In growing my business, I used social media to reach new customers and keep current ones. Even before the pandemic, Facebook felt comfortable for me. I got into a groove of doing regular Facebook Live events, interacting with new customers in places I’d never dreamed of going; and never dreamed my products would reach. I’ve also experimented with social media advertising and using the Shops feature on Instagram to help expand my business’ reach. Finding new digital tools to keep and expand our customers is a key for small businesses to remain successful.
As things started opening back up, the combination of social media and more in-person transactions has kept my business strong. However, this support also exposes a new challenge stemming from the pandemic.
The supply chain issues affecting big corporations are also hurting small businesses like mine. The lye I need to produce my soap is in short supply and the costs have skyrocketed. Local restaurants are also feeling the pinch, unable to get the ingredients they need to serve customers every day. The businesses that survived the pandemic are now having to temporarily close their doors for days at a time without the products they need. Small business owners are faced with having to raise prices for the customers they’ve fought so hard to keep or bring back.
This week and every week, I ask you to remember that small businesses still need your support. Keep shopping local and supporting small businesses on social media. We also need your understanding. While we face supply issues, we’ll work hard to keep prices as low as possible, but that’s not always possible. Some of your favorite products might not always be in stock, on the shelf or on the menu. But know that we are here — open — and optimistic about the future.

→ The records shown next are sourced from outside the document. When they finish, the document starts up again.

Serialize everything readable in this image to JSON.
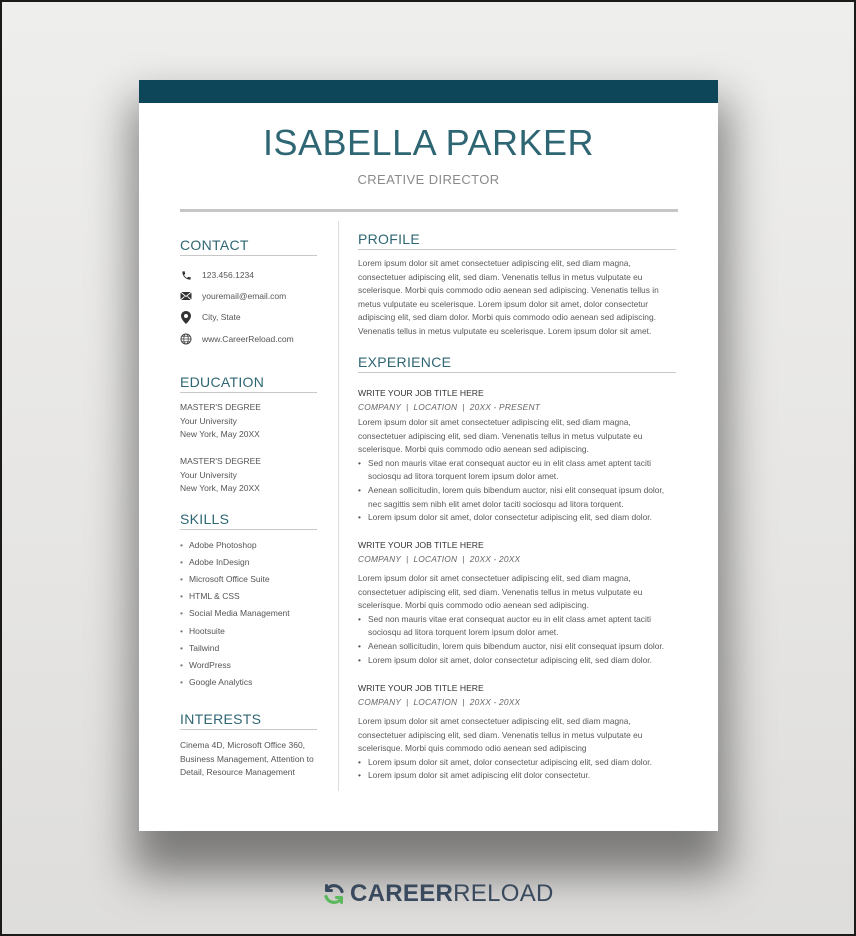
{
  "resume": {
    "name": "ISABELLA PARKER",
    "role": "CREATIVE DIRECTOR",
    "accent_color": "#0d4658",
    "heading_color": "#2e6673",
    "contact": {
      "title": "CONTACT",
      "items": [
        {
          "icon": "phone-icon",
          "text": "123.456.1234"
        },
        {
          "icon": "envelope-icon",
          "text": "youremail@email.com"
        },
        {
          "icon": "location-pin-icon",
          "text": "City, State"
        },
        {
          "icon": "globe-icon",
          "text": "www.CareerReload.com"
        }
      ]
    },
    "education": {
      "title": "EDUCATION",
      "items": [
        {
          "degree": "MASTER'S DEGREE",
          "school": "Your University",
          "place_date": "New York, May 20XX"
        },
        {
          "degree": "MASTER'S DEGREE",
          "school": "Your University",
          "place_date": "New York, May 20XX"
        }
      ]
    },
    "skills": {
      "title": "SKILLS",
      "items": [
        "Adobe Photoshop",
        "Adobe InDesign",
        "Microsoft Office Suite",
        "HTML & CSS",
        "Social Media Management",
        "Hootsuite",
        "Tailwind",
        "WordPress",
        "Google Analytics"
      ]
    },
    "interests": {
      "title": "INTERESTS",
      "text": "Cinema 4D, Microsoft Office 360, Business Management, Attention to Detail, Resource Management"
    },
    "profile": {
      "title": "PROFILE",
      "text": "Lorem ipsum dolor sit amet consectetuer adipiscing elit, sed diam magna, consectetuer adipiscing elit, sed diam. Venenatis tellus in metus vulputate eu scelerisque. Morbi quis commodo odio aenean sed adipiscing. Venenatis tellus in metus vulputate eu scelerisque. Lorem ipsum dolor sit amet, dolor consectetur adipiscing elit, sed diam dolor. Morbi quis commodo odio aenean sed adipiscing. Venenatis tellus in metus vulputate eu scelerisque. Lorem ipsum dolor sit amet."
    },
    "experience": {
      "title": "EXPERIENCE",
      "jobs": [
        {
          "title": "WRITE YOUR JOB TITLE HERE",
          "meta": "COMPANY  |  LOCATION  |  20XX - PRESENT",
          "summary": "Lorem ipsum dolor sit amet consectetuer adipiscing elit, sed diam magna, consectetuer adipiscing elit, sed diam. Venenatis tellus in metus vulputate eu scelerisque. Morbi quis commodo odio aenean sed adipiscing.",
          "bullets": [
            "Sed non  mauris vitae erat consequat auctor eu in elit class  amet aptent taciti sociosqu ad litora torquent lorem ipsum dolor amet.",
            "Aenean sollicitudin, lorem quis bibendum auctor, nisi elit consequat ipsum dolor, nec sagittis sem nibh elit amet dolor taciti sociosqu ad litora torquent.",
            "Lorem ipsum dolor sit amet, dolor consectetur adipiscing elit, sed diam dolor."
          ]
        },
        {
          "title": "WRITE YOUR JOB TITLE HERE",
          "meta": "COMPANY  |  LOCATION  |  20XX - 20XX",
          "summary": "Lorem ipsum dolor sit amet consectetuer adipiscing elit, sed diam magna, consectetuer adipiscing elit, sed diam. Venenatis tellus in metus vulputate eu scelerisque. Morbi quis commodo odio aenean sed adipiscing.",
          "bullets": [
            "Sed non  mauris vitae erat consequat auctor eu in elit class  amet aptent taciti sociosqu ad litora torquent lorem ipsum dolor amet.",
            "Aenean sollicitudin, lorem quis bibendum auctor, nisi elit consequat ipsum dolor.",
            "Lorem ipsum dolor sit amet, dolor consectetur adipiscing elit, sed diam dolor."
          ]
        },
        {
          "title": "WRITE YOUR JOB TITLE HERE",
          "meta": "COMPANY  |  LOCATION  |  20XX - 20XX",
          "summary": "Lorem ipsum dolor sit amet consectetuer adipiscing elit, sed diam magna, consectetuer adipiscing elit, sed diam. Venenatis tellus in metus vulputate eu scelerisque. Morbi quis commodo odio aenean sed adipiscing",
          "bullets": [
            "Lorem ipsum dolor sit amet, dolor consectetur adipiscing elit, sed diam dolor.",
            "Lorem ipsum dolor sit amet adipiscing elit dolor consectetur."
          ]
        }
      ]
    }
  },
  "branding": {
    "logo_icon": "reload-arrows-icon",
    "logo_bold": "CAREER",
    "logo_light": "RELOAD",
    "logo_arrow_colors": [
      "#3a4a5e",
      "#5cb85c"
    ]
  }
}
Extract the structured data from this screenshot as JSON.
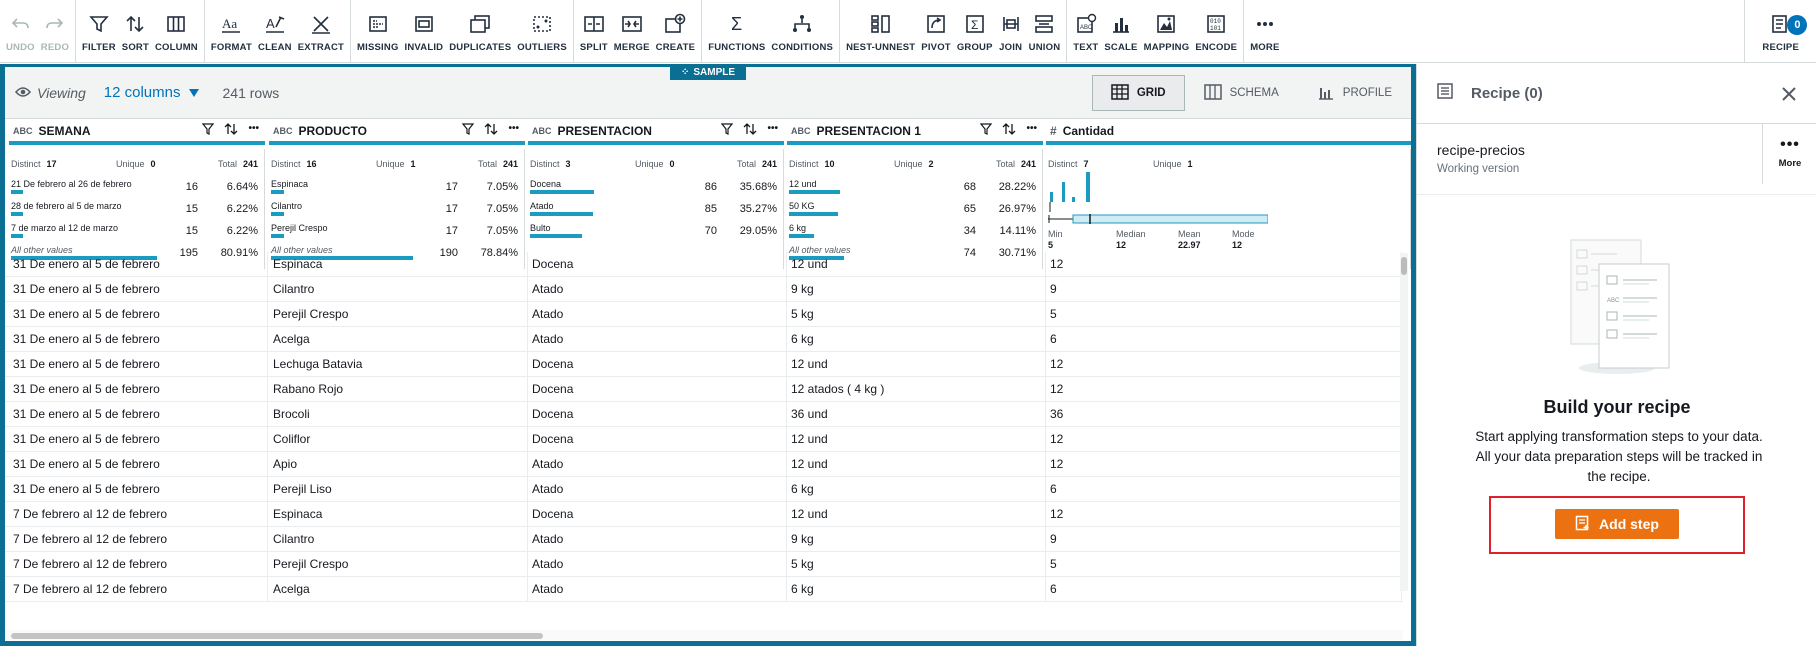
{
  "toolbar": {
    "groups": [
      [
        {
          "label": "UNDO",
          "icon": "undo-icon",
          "disabled": true
        },
        {
          "label": "REDO",
          "icon": "redo-icon",
          "disabled": true
        }
      ],
      [
        {
          "label": "FILTER",
          "icon": "filter-icon"
        },
        {
          "label": "SORT",
          "icon": "sort-icon"
        },
        {
          "label": "COLUMN",
          "icon": "column-icon"
        }
      ],
      [
        {
          "label": "FORMAT",
          "icon": "format-icon"
        },
        {
          "label": "CLEAN",
          "icon": "clean-icon"
        },
        {
          "label": "EXTRACT",
          "icon": "extract-icon"
        }
      ],
      [
        {
          "label": "MISSING",
          "icon": "missing-icon"
        },
        {
          "label": "INVALID",
          "icon": "invalid-icon"
        },
        {
          "label": "DUPLICATES",
          "icon": "duplicates-icon"
        },
        {
          "label": "OUTLIERS",
          "icon": "outliers-icon"
        }
      ],
      [
        {
          "label": "SPLIT",
          "icon": "split-icon"
        },
        {
          "label": "MERGE",
          "icon": "merge-icon"
        },
        {
          "label": "CREATE",
          "icon": "create-icon"
        }
      ],
      [
        {
          "label": "FUNCTIONS",
          "icon": "functions-icon"
        },
        {
          "label": "CONDITIONS",
          "icon": "conditions-icon"
        }
      ],
      [
        {
          "label": "NEST-UNNEST",
          "icon": "nest-unnest-icon"
        },
        {
          "label": "PIVOT",
          "icon": "pivot-icon"
        },
        {
          "label": "GROUP",
          "icon": "group-icon"
        },
        {
          "label": "JOIN",
          "icon": "join-icon"
        },
        {
          "label": "UNION",
          "icon": "union-icon"
        }
      ],
      [
        {
          "label": "TEXT",
          "icon": "text-icon"
        },
        {
          "label": "SCALE",
          "icon": "scale-icon"
        },
        {
          "label": "MAPPING",
          "icon": "mapping-icon"
        },
        {
          "label": "ENCODE",
          "icon": "encode-icon"
        }
      ],
      [
        {
          "label": "MORE",
          "icon": "more-icon"
        }
      ]
    ],
    "recipe": {
      "label": "RECIPE",
      "count": "0"
    }
  },
  "sample_tag": "SAMPLE",
  "viewbar": {
    "viewing": "Viewing",
    "columns": "12 columns",
    "rows": "241 rows"
  },
  "view_tabs": [
    {
      "label": "GRID",
      "active": true
    },
    {
      "label": "SCHEMA",
      "active": false
    },
    {
      "label": "PROFILE",
      "active": false
    }
  ],
  "columns": [
    {
      "type": "ABC",
      "name": "SEMANA",
      "distinct_label": "Distinct",
      "distinct": "17",
      "unique_label": "Unique",
      "unique": "0",
      "total_label": "Total",
      "total": "241",
      "values": [
        {
          "name": "21 De febrero al 26 de febrero",
          "count": "16",
          "pct": "6.64%",
          "frac": 0.0664
        },
        {
          "name": "28 de febrero al 5 de marzo",
          "count": "15",
          "pct": "6.22%",
          "frac": 0.0622
        },
        {
          "name": "7 de marzo al 12 de marzo",
          "count": "15",
          "pct": "6.22%",
          "frac": 0.0622
        },
        {
          "name": "All other values",
          "count": "195",
          "pct": "80.91%",
          "frac": 0.8091,
          "other": true
        }
      ]
    },
    {
      "type": "ABC",
      "name": "PRODUCTO",
      "distinct_label": "Distinct",
      "distinct": "16",
      "unique_label": "Unique",
      "unique": "1",
      "total_label": "Total",
      "total": "241",
      "values": [
        {
          "name": "Espinaca",
          "count": "17",
          "pct": "7.05%",
          "frac": 0.0705
        },
        {
          "name": "Cilantro",
          "count": "17",
          "pct": "7.05%",
          "frac": 0.0705
        },
        {
          "name": "Perejil Crespo",
          "count": "17",
          "pct": "7.05%",
          "frac": 0.0705
        },
        {
          "name": "All other values",
          "count": "190",
          "pct": "78.84%",
          "frac": 0.7884,
          "other": true
        }
      ]
    },
    {
      "type": "ABC",
      "name": "PRESENTACION",
      "distinct_label": "Distinct",
      "distinct": "3",
      "unique_label": "Unique",
      "unique": "0",
      "total_label": "Total",
      "total": "241",
      "values": [
        {
          "name": "Docena",
          "count": "86",
          "pct": "35.68%",
          "frac": 0.3568
        },
        {
          "name": "Atado",
          "count": "85",
          "pct": "35.27%",
          "frac": 0.3527
        },
        {
          "name": "Bulto",
          "count": "70",
          "pct": "29.05%",
          "frac": 0.2905
        }
      ]
    },
    {
      "type": "ABC",
      "name": "PRESENTACION 1",
      "distinct_label": "Distinct",
      "distinct": "10",
      "unique_label": "Unique",
      "unique": "2",
      "total_label": "Total",
      "total": "241",
      "values": [
        {
          "name": "12 und",
          "count": "68",
          "pct": "28.22%",
          "frac": 0.2822
        },
        {
          "name": "50 KG",
          "count": "65",
          "pct": "26.97%",
          "frac": 0.2697
        },
        {
          "name": "6 kg",
          "count": "34",
          "pct": "14.11%",
          "frac": 0.1411
        },
        {
          "name": "All other values",
          "count": "74",
          "pct": "30.71%",
          "frac": 0.3071,
          "other": true
        }
      ]
    },
    {
      "type": "#",
      "name": "Cantidad",
      "distinct_label": "Distinct",
      "distinct": "7",
      "unique_label": "Unique",
      "unique": "1",
      "total_label": "",
      "total": "",
      "numeric": {
        "min_label": "Min",
        "min": "5",
        "median_label": "Median",
        "median": "12",
        "mean_label": "Mean",
        "mean": "22.97",
        "mode_label": "Mode",
        "mode": "12"
      }
    }
  ],
  "rows": [
    [
      "31 De enero al 5 de febrero",
      "Espinaca",
      "Docena",
      "12 und",
      "12"
    ],
    [
      "31 De enero al 5 de febrero",
      "Cilantro",
      "Atado",
      "9 kg",
      "9"
    ],
    [
      "31 De enero al 5 de febrero",
      "Perejil Crespo",
      "Atado",
      "5 kg",
      "5"
    ],
    [
      "31 De enero al 5 de febrero",
      "Acelga",
      "Atado",
      "6 kg",
      "6"
    ],
    [
      "31 De enero al 5 de febrero",
      "Lechuga Batavia",
      "Docena",
      "12 und",
      "12"
    ],
    [
      "31 De enero al 5 de febrero",
      "Rabano Rojo",
      "Docena",
      "12 atados ( 4 kg )",
      "12"
    ],
    [
      "31 De enero al 5 de febrero",
      "Brocoli",
      "Docena",
      "36 und",
      "36"
    ],
    [
      "31 De enero al 5 de febrero",
      "Coliflor",
      "Docena",
      "12 und",
      "12"
    ],
    [
      "31 De enero al 5 de febrero",
      "Apio",
      "Atado",
      "12 und",
      "12"
    ],
    [
      "31 De enero al 5 de febrero",
      "Perejil Liso",
      "Atado",
      "6 kg",
      "6"
    ],
    [
      "7 De febrero al 12 de febrero",
      "Espinaca",
      "Docena",
      "12 und",
      "12"
    ],
    [
      "7 De febrero al 12 de febrero",
      "Cilantro",
      "Atado",
      "9 kg",
      "9"
    ],
    [
      "7 De febrero al 12 de febrero",
      "Perejil Crespo",
      "Atado",
      "5 kg",
      "5"
    ],
    [
      "7 De febrero al 12 de febrero",
      "Acelga",
      "Atado",
      "6 kg",
      "6"
    ]
  ],
  "recipe_panel": {
    "title": "Recipe (0)",
    "name": "recipe-precios",
    "version": "Working version",
    "more": "More",
    "build_title": "Build your recipe",
    "description": "Start applying transformation steps to your data. All your data preparation steps will be tracked in the recipe.",
    "add_step": "Add step"
  },
  "colors": {
    "accent": "#0073bb",
    "frame": "#0a6f93",
    "bar": "#1a9bbf",
    "add_step": "#ec7211",
    "highlight": "#e0212d"
  }
}
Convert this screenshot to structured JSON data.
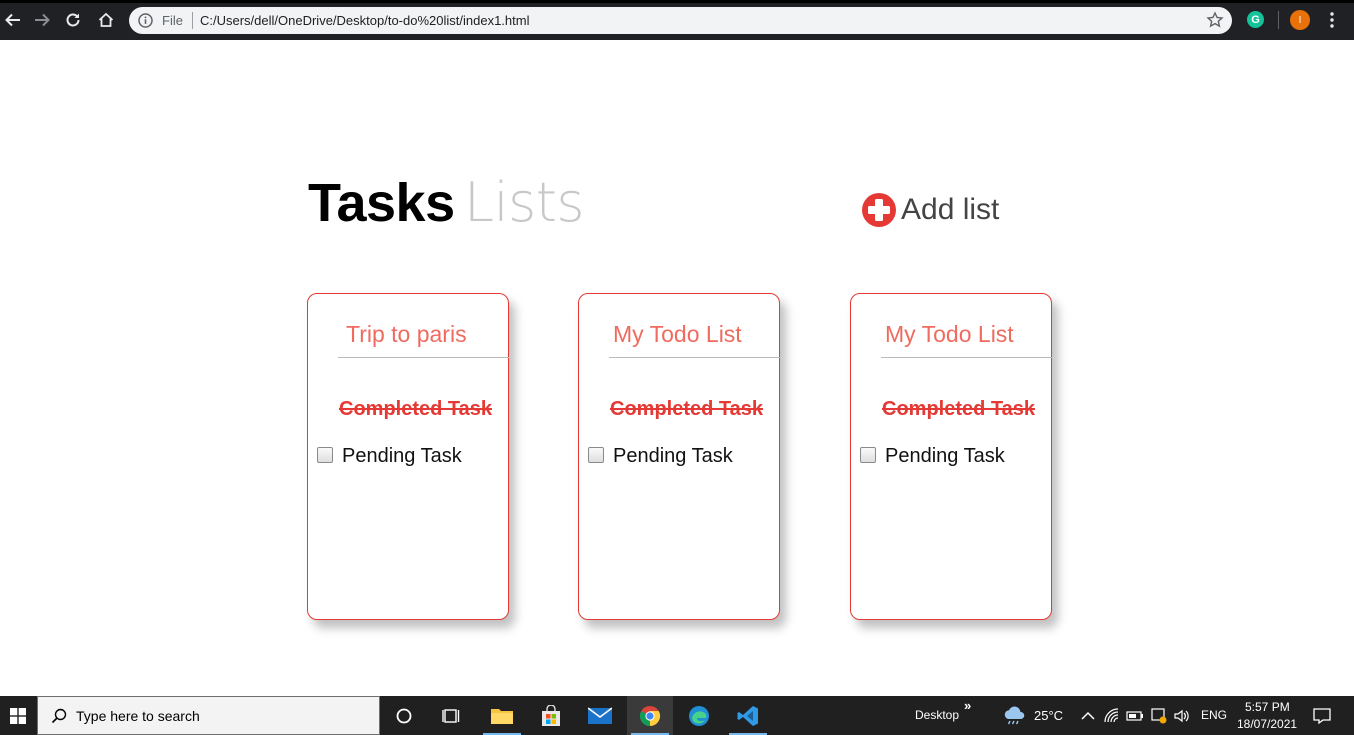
{
  "browser": {
    "scheme_label": "File",
    "url": "C:/Users/dell/OneDrive/Desktop/to-do%20list/index1.html",
    "extension_letter": "G",
    "profile_letter": "I"
  },
  "page": {
    "tab_tasks": "Tasks",
    "tab_lists": "Lists",
    "add_list_label": "Add list",
    "lists": [
      {
        "title": "Trip to paris",
        "completed_task": "Completed Task",
        "pending_task": "Pending Task",
        "pending_checked": false
      },
      {
        "title": "My Todo List",
        "completed_task": "Completed Task",
        "pending_task": "Pending Task",
        "pending_checked": false
      },
      {
        "title": "My Todo List",
        "completed_task": "Completed Task",
        "pending_task": "Pending Task",
        "pending_checked": false
      }
    ]
  },
  "taskbar": {
    "search_placeholder": "Type here to search",
    "desktop_label": "Desktop",
    "chevron_label": "»",
    "weather_temp": "25°C",
    "language": "ENG",
    "time": "5:57 PM",
    "date": "18/07/2021"
  },
  "colors": {
    "accent_red": "#e53935",
    "title_red": "#ef6b5f",
    "lists_grey": "#c8c8c8"
  }
}
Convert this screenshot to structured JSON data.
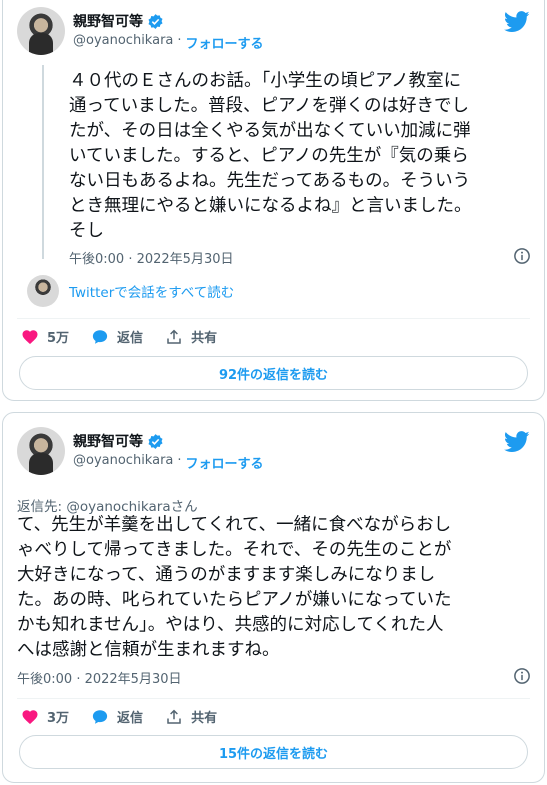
{
  "colors": {
    "accent": "#1d9bf0",
    "like": "#f91880",
    "muted": "#536471",
    "text": "#0f1419",
    "border": "#cfd9de"
  },
  "tweets": [
    {
      "author_name": "親野智可等",
      "handle": "@oyanochikara",
      "separator": "·",
      "follow_label": "フォローする",
      "text": "４０代のＥさんのお話。「小学生の頃ピアノ教室に\n通っていました。普段、ピアノを弾くのは好きでし\nたが、その日は全くやる気が出なくていい加減に弾\nいていました。すると、ピアノの先生が『気の乗ら\nない日もあるよね。先生だってあるもの。そういう\nとき無理にやると嫌いになるよね』と言いました。\nそし",
      "timestamp": "午後0:00 · 2022年5月30日",
      "conversation_link": "Twitterで会話をすべて読む",
      "likes": "5万",
      "reply_label": "返信",
      "share_label": "共有",
      "read_replies": "92件の返信を読む"
    },
    {
      "author_name": "親野智可等",
      "handle": "@oyanochikara",
      "separator": "·",
      "follow_label": "フォローする",
      "reply_to_prefix": "返信先: ",
      "reply_to_handle": "@oyanochikara",
      "reply_to_suffix": "さん",
      "text": "て、先生が羊羹を出してくれて、一緒に食べながらおし\nゃべりして帰ってきました。それで、その先生のことが\n大好きになって、通うのがますます楽しみになりまし\nた。あの時、叱られていたらピアノが嫌いになっていた\nかも知れません」。やはり、共感的に対応してくれた人\nへは感謝と信頼が生まれますね。",
      "timestamp": "午後0:00 · 2022年5月30日",
      "likes": "3万",
      "reply_label": "返信",
      "share_label": "共有",
      "read_replies": "15件の返信を読む"
    }
  ]
}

I also want to encourage my fellow small business owners: Even in challenging times, we work hard to find solutions. We are in this together. We must support each other, encourage our customers to seek out businesses like ours. I’m here to implore you: Don’t give up on the dream that led you to start your business in the first place.
Small businesses have always been the backbone of our community; and they will continue to be.
Patti Gibbons operates Heavenly Soap in Monroe.